Exécution des contrats
Les indicateurs relatifs à l’exécution des contrats mesurent l’efficacité du système judiciaire en matière de résolution de litiges commerciaux. Les données sont établies en suivant, étape par étape, l’évolution d’un litige de paiement commercial devant les tribunaux locaux. Les données statistiques sont rassemblées à partir de l’étude des codes de procédure civile et autres réglementations judiciaires, ainsi qu’à partir d’enquêtes réalisées par des avocats locaux spécialisés en contentieux commercial (et, dans un pays sur quatre, également par des juges).
Hypothèses relatives au litige
- Le montant de la plainte s’élève à 200% du revenu par habitant.
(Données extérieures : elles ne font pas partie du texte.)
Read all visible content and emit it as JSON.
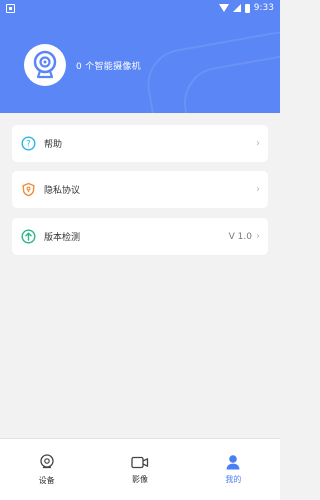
{
  "status_bar": {
    "time": "9:33"
  },
  "profile": {
    "device_count_label": "0 个智能摄像机"
  },
  "menu": [
    {
      "label": "帮助",
      "value": "",
      "icon": "help-icon",
      "icon_color": "#29b6e8"
    },
    {
      "label": "隐私协议",
      "value": "",
      "icon": "privacy-shield-icon",
      "icon_color": "#f08c3a"
    },
    {
      "label": "版本检测",
      "value": "V 1.0",
      "icon": "upload-arrow-icon",
      "icon_color": "#2bb58a"
    }
  ],
  "bottom_nav": [
    {
      "label": "设备",
      "icon": "camera-device-icon",
      "active": false
    },
    {
      "label": "影像",
      "icon": "video-icon",
      "active": false
    },
    {
      "label": "我的",
      "icon": "user-icon",
      "active": true
    }
  ],
  "colors": {
    "header_bg": "#5a86f6",
    "active_tab": "#4a7ef5"
  }
}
- Le litige concerne une transaction légale entre deux entreprises (Acheteur et Vendeur) situées dans la ville la plus peuplée du pays. Vendeur vend à Acheteur des marchandises pour un montant équivalent à 200% du revenu par habitant du pays. Après que Vendeur ait livré les marchandises à Acheteur, Acheteur ne veut pas payer les marchandises parce qu’il prétend que les marchandises livrées ne sont pas d’une qualité satisfaisante.
- Vendeur (le demandeur) assigne Acheteur en justice (le défendeur) pour recouvrir le montant dû en vertu du contrat de vente (c’est-à-dire 200% du revenu par habitant du pays). Acheteur rejette la demande de Vendeur, invoquant le fait que la qualité des marchandises n’était pas satisfaisante. La demande est contestée sur le fond.
- Un tribunal de la ville la plus peuplée du pays, compétent en matière de litiges commerciaux d’un montant équivalent à 200% du revenu par habitant, tranche le litige.
- Vendeur demande la saisie conservatoire des biens d’Acheteur avant que le jugement ne soit rendu car Vendeur craint que Acheteur devienne insolvable durant le procès.
- Des experts émettent un avis sur la qualité des marchandises livrées. S’il est habituel dans le pays pour les parties d’appeler des témoins ou de nommer des experts pour qu’ils donnent un avis sur la qualité des marchandises, chacune des parties appelle un témoin ou nomme un expert. S’il est habituel pour le juge de nommer un expert indépendant afin que celui-ci rende un avis sur la qualité des marchandises, le juge le fait.
Dans ce cas-là, le juge n’autorise pas que l’on s’oppose au témoignage d’experts.
- Le jugement est rendu à 100% en faveur de Vendeur : le juge décide que la qualité des marchandises est satisfaisante et que Acheteur doit payer le prix convenu.
- Acheteur ne fait pas appel de la décision. Le jugement devient définitif.
- Vendeur prend toutes les mesures nécessaires à une exécution rapide du jugement. La dette est recouverte sans difficulté grâce à la vente publique des biens meubles du défendeur (tels que des équipements de bureau).
Procédures
Le terme « procédure » est défini comme toute interaction entre les parties ou entre les parties et le juge ou un auxiliaire de justice. Cela inclut les procédures nécessaires pour introduire la demande, les procédures relatives au procès et au jugement et celles nécessaires pour faire exécuter le jugement. Cette année, l’enquête permet aux contributeurs d’indiquer toutes les procédures qui existent en droit civil mais pas dans les juridictions de Common Law, et vice versa. Par exemple, le juge peut nommer un expert indépendant dans les pays de droit civil, tandis que dans les pays de Common Law, les deux parties envoient une liste d’experts au tribunal. Pour indiquer la bonne organisation générale des procédures judiciaires, une procédure est désormais soustraite pour les pays qui disposent de tribunaux de commerce spécialisés et une l’est également pour les pays qui autorisent l’introduction de demandes par voie électronique.
Délais
Les délais sont exprimés en jours calendaires et s’étendent depuis le moment où le demandeur introduit une demande devant les tribunaux jusqu’au versement de la somme. Ce délai comprend à la fois les jours d’audience et les périodes d’attente entre les différentes phases du procès. Les contributeurs procèdent à des estimations séparées de la durée moyenne des différentes phases du règlement du litige : signification des actes (délai d’introduction de la demande), délivrance du jugement (durée du procès et délai d’obtention du jugement) et moment du versement (délai d’exécution).
Coût
Le coût est exprimé sous forme d’un pourcentage du montant de la demande, qu’on suppose égal à 200 % du revenu par habitant. Seuls les coûts officiels imposés par la loi sont comptabilisés, notamment les frais de justice et d’exécution, ainsi que les honoraires d’avocats moyens lorsque le recours à un avocat est obligatoire ou habituel.
Cette méthodologie a été mise au point par Djankov et autres (2003) et a été adaptée avec des changements mineurs.